Narcissism is essentially a distortion in the human development process. People are designed to move from dependence (I am not self-managing) to independence (I am self-managing) to interdependence (two self-managing people in relationship). The healthy development of independence appropriate to each season of life is what positions us to cultivate healthy relationships.
One of the key aspects of our development from dependence to independence is called differentiation. This is where I learn that I am a me and I am not a you and, conversely, that you are a you and you are not a me.
In our toddler years we begin to assert ourselves and express our own will independently of the will of others. Mine! No! I am not a you. I have thoughts and opinions and desires that are not yours. I have a will and it is not your will! This is normal and healthy if stewarded well by parents who are engaged and loving, teaching boundaries and consequences along the way.

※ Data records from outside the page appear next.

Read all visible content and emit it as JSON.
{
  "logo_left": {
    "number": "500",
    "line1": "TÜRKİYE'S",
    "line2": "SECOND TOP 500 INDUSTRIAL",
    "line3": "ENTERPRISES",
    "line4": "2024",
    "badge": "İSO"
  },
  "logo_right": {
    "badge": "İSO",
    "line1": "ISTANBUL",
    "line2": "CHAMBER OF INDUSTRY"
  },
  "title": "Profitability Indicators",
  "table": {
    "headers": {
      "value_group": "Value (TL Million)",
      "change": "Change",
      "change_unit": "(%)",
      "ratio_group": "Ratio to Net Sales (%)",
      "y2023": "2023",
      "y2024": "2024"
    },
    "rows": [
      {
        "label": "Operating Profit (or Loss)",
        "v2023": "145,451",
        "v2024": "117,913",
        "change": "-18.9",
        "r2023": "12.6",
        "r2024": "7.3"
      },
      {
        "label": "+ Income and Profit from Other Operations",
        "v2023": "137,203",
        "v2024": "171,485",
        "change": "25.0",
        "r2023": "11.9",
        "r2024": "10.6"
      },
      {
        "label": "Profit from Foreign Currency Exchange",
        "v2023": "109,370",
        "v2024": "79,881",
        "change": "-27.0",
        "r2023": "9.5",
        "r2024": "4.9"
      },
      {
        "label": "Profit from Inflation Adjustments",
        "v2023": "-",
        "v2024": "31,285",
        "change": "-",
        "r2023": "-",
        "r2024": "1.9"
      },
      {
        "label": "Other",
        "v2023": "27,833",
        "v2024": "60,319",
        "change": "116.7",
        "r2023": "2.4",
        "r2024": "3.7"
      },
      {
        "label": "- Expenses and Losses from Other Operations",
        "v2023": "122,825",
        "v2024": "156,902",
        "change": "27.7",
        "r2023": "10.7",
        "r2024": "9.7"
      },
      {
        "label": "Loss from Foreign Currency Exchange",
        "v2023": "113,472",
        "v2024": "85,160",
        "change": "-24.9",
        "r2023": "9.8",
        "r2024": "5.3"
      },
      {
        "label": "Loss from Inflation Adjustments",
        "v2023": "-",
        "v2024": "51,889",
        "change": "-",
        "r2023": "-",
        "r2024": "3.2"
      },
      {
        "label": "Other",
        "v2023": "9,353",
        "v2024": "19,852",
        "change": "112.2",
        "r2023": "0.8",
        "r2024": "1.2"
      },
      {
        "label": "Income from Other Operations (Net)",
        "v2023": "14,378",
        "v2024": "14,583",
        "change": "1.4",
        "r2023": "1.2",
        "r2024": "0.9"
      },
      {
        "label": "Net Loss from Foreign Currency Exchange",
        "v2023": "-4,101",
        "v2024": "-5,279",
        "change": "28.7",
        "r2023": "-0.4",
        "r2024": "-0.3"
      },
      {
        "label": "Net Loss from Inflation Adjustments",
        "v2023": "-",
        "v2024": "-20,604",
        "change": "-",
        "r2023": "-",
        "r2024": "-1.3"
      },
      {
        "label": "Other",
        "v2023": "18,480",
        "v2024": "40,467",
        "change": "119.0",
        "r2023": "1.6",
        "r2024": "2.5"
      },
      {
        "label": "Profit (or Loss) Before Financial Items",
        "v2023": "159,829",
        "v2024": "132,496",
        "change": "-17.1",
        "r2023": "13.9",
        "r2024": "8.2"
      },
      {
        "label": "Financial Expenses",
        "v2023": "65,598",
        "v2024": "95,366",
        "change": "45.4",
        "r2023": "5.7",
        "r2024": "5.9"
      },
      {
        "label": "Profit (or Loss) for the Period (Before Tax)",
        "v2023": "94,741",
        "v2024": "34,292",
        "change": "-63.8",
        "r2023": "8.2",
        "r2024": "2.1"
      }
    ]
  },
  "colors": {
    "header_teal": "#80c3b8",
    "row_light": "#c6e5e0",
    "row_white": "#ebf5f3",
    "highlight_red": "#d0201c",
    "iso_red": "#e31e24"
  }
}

Parallel to this process, little things like learning to share, to say “sorry,”and to ask for forgiveness teach us that there are other people with a will distinct from ours and we must learn to live with an awareness of that reality. So we learn to have conflict and learn to resolve it. We learn about the boundaries other people have in their lives to protect what they value and prioritize. We learn to tune in to the feelings of others and develop an ability to put ourselves in their shoes, to see things from their perspective. This is called empathy.
Some people (actually more and more in contemporary culture) grow up physically without this aspect of development. We learn that we have a will and that our experiences are valid; but we never really absorb the reality that other people have a will and that their experiences are also valid. With this developmental limitation in place, other people become the furniture of our experience. We understand how they affect our experience. We understand only how our actions affect their experience in the very narrow sense that their responses to our actions affect us.
For true independence to develop, everyone involved has to be independent. If I become independent but don’t allow you to become independent with me, then for my version of reality to stand strong, I need you to need me. I need you to be dependent. I need you to feed my illusions that my will is the only real will and that my experience is the only valid experience. I’m willing to be an angel or the devil to keep this facade intact.
The capacity to experience others as independent people develops when we are very young. Adults who lack this ability don’t have a minor issue that needs tweaking. They have a major lifelong developmental deficit. The healing and transformation needed has to go back to the little boy or little girl within, core lies that have shaped their experience for a lifetime, defenses and coping mechanisms that are all their conscious memory can even recall.